The report also showed that a majority of organizations have increased their generative AI budgets significantly in the last year as awareness around the capabilities and potential of these tools grows.
Of all respondents, just under a quarter indicated that their budgets remained roughly the same, while 34 percent reported a 10-50 percent budget increase, and an additional 22 percent saw a 50-100 percent hike.
Here, those in leadership positions saw the most significant jumps, with 13 percent reporting a 100-300 percent rise and eight percent witnessing budget increases of over 300 percent.
This additional funding is seemingly being used to support the adoption of small, task-specific language models optimized for specific use cases, rather than general-purpose large language models (LLMs).

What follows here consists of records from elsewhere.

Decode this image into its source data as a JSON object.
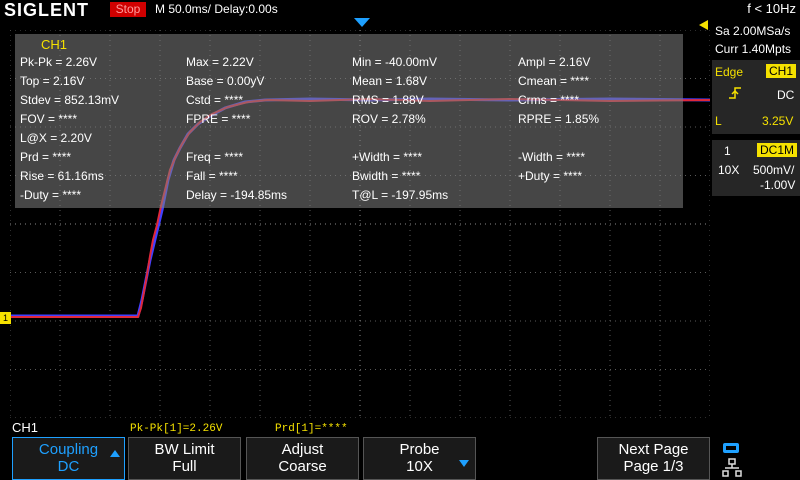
{
  "header": {
    "brand": "SIGLENT",
    "run_state": "Stop",
    "timebase": "M 50.0ms/ Delay:0.00s",
    "freq_counter": "f < 10Hz"
  },
  "panel": {
    "title": "CH1",
    "measurements": [
      "Pk-Pk = 2.26V",
      "Max = 2.22V",
      "Min = -40.00mV",
      "Ampl = 2.16V",
      "Top = 2.16V",
      "Base = 0.00yV",
      "Mean = 1.68V",
      "Cmean = ****",
      "Stdev = 852.13mV",
      "Cstd = ****",
      "RMS = 1.88V",
      "Crms = ****",
      "FOV = ****",
      "FPRE = ****",
      "ROV = 2.78%",
      "RPRE = 1.85%",
      "L@X = 2.20V",
      "Prd = ****",
      "Freq = ****",
      "+Width = ****",
      "-Width = ****",
      "Rise = 61.16ms",
      "Fall = ****",
      "Bwidth = ****",
      "+Duty = ****",
      "-Duty = ****",
      "Delay = -194.85ms",
      "T@L = -197.95ms"
    ]
  },
  "right_panel": {
    "sample_rate": "Sa 2.00MSa/s",
    "memory": "Curr 1.40Mpts",
    "trigger_type": "Edge",
    "trigger_source": "CH1",
    "trigger_coupling": "DC",
    "trigger_level_label": "L",
    "trigger_level": "3.25V",
    "channel_num": "1",
    "channel_coupling": "DC1M",
    "probe": "10X",
    "vdiv": "500mV/",
    "offset": "-1.00V"
  },
  "status_bar": {
    "channel": "CH1",
    "pkpk": "Pk-Pk[1]=2.26V",
    "prd": "Prd[1]=****"
  },
  "softkeys": [
    {
      "l1": "Coupling",
      "l2": "DC"
    },
    {
      "l1": "BW Limit",
      "l2": "Full"
    },
    {
      "l1": "Adjust",
      "l2": "Coarse"
    },
    {
      "l1": "Probe",
      "l2": "10X"
    },
    {
      "l1": "Next Page",
      "l2": "Page 1/3"
    }
  ],
  "markers": {
    "channel_marker": "1"
  },
  "colors": {
    "channel": "#f5e100",
    "accent": "#1ea0ff",
    "stop": "#d00000",
    "trace_red": "#e0283a",
    "trace_blue": "#4040ff"
  }
}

Over a third of respondents indicated that their organizations are using healthcare- and task-specific language models, whereas only 24 percent and 21 percent reported using open-source LLMs and open-source task-specific models, respectively.
Proprietary LLMs accessed through cloud services and custom models saw lower adoption of 18 percent and 11 percent, while single-tenant or on-premise proprietary LLMs had the least adoption at 7 percent.
The use cases for these technologies center on streamlining clinical workflows and improving patient communication, with 21 percent of participants noting that answering patient questions is the most common use case for these tools within their organizations, followed closely by medical chatbots at 20 percent and information extraction/data abstraction at 19 percent.
When evaluating generative AI tools, accuracy was a top priority for respondents, followed closely by security and privacy risk. Cost was considered the least important factor for all respondents.
Respondents emphasized that lack of accuracy, alongside the potential for major legal and reputational risks, are some of the biggest roadblocks as they pursue generative AI within their organizations.
To address these hurdles, many are investing in model enhancement strategies. The most common step to test and improve these tools noted in the report is human-in-the-loop workflows, which 55 percent of participants reported utilizing at their organizations.
Despite these efforts, the survey also showed that a significant number of generative AI projects have yet to be robustly tested against key requirements such as bias and explainability.
Of all respondents, 32 percent stated fairness was their most commonly tested requirement for LLM solutions, followed by explainability and private data leakage at 27 percent. Roughly a quarter of participants reported testing for bias, hallucinations/disinformation and freshness. Sycophancy and prompt injection were the least tested requirements at eight and 11 percent, respectively.
The recent hype around generative AI across industries has sparked increased interest in the use of these technologies, and healthcare is no exception. But questions around these tools still remain and perceptions around their deployment are ever-evolving.
This week, Wolters Kluwer Health published findings showing that physicians are increasingly optimistic about the use of generative AI in healthcare, with a majority reporting that they are receptive to adopting these models if key concerns around their deployment are addressed.
The survey revealed that 68 percent of respondents felt that they were more likely to think using generative AI in healthcare would be beneficial than they were one year prior to completing the survey. Particularly, respondents saw strong potential for the technology to help overcome challenges related to workforce shortages and clinician burnout.
However, transparency and patient readiness were major concerns for many surveyed.